Kłopoty Johna Travolty. Wszystko przez jego buty
Włoska telewizja publiczna RAI wytoczyła proces Johnowi Travolcie w związku z jego udziałem w tegorocznym festiwalu piosenki włoskiej w San Remo. Chodzi o niedozwoloną reklamę sportowych butów.
2024-05-09, 16:45
Występ Travolty na tym słynnym festiwalu nie mógł się obyć bez kultowego tańca z przebojowego filmu Quentina Tarantino "Pulp Fiction". Gwiazdor na estradzie tańczył twista z prowadzącym imprezę prezenterem Amadeusem.
Naturalnie uwaga kamer zwrócona była na nogi tańczących. Travolta występował w śnieżnobiałych sportowych butach z czarnym logo.
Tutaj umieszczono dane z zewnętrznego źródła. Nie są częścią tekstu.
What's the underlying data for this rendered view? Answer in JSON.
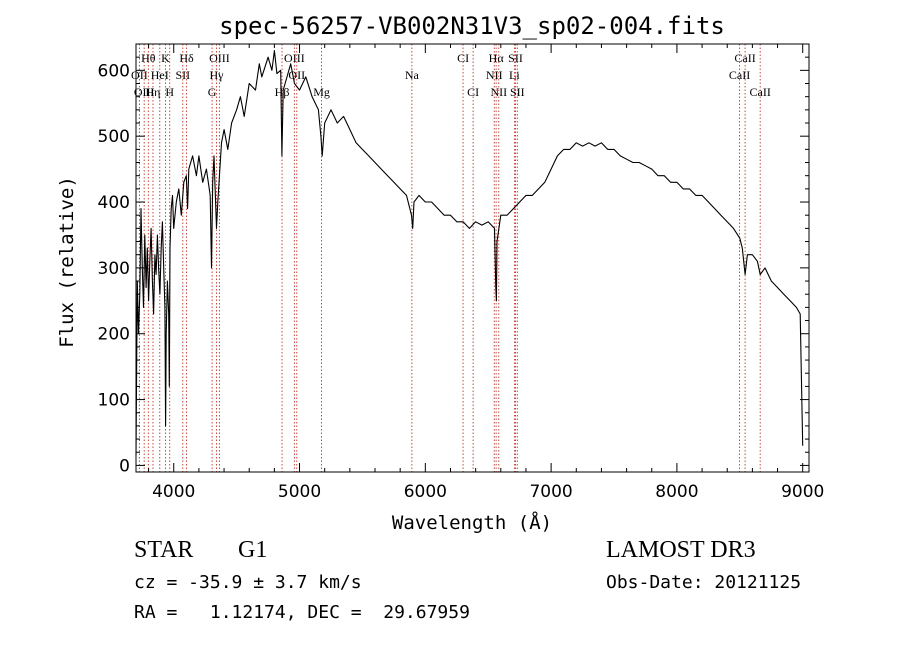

Jak wieść niesie, miał za tę reklamę otrzymać od włoskiego producenta milion dolarów.
John Travolta ma kłopoty. Zarzut kryptoreklamy
Festiwal w San Remo śledzi zawsze kilkanaście milionów telewidzów. Natychmiast pojawiły się zarzuty, że organizator imprezy, telewizja publiczna RAI, zezwoliła na kryptoreklamę. Dyrekcja RAI broniła się, że firma produkująca sportowe buty nie jest szeroko znana, więc nikt nie zorientował się, że czarne paski to logo.
W efekcie RAI wytoczyła Travolcie proces, oskarżając go o złamanie kontraktu, niedozwoloną reklamę oraz szkody wizerunkowe, i zawiesiła wypłatę honorarium. Za taneczne występy na festiwalu miał otrzymać 200 tysięcy euro.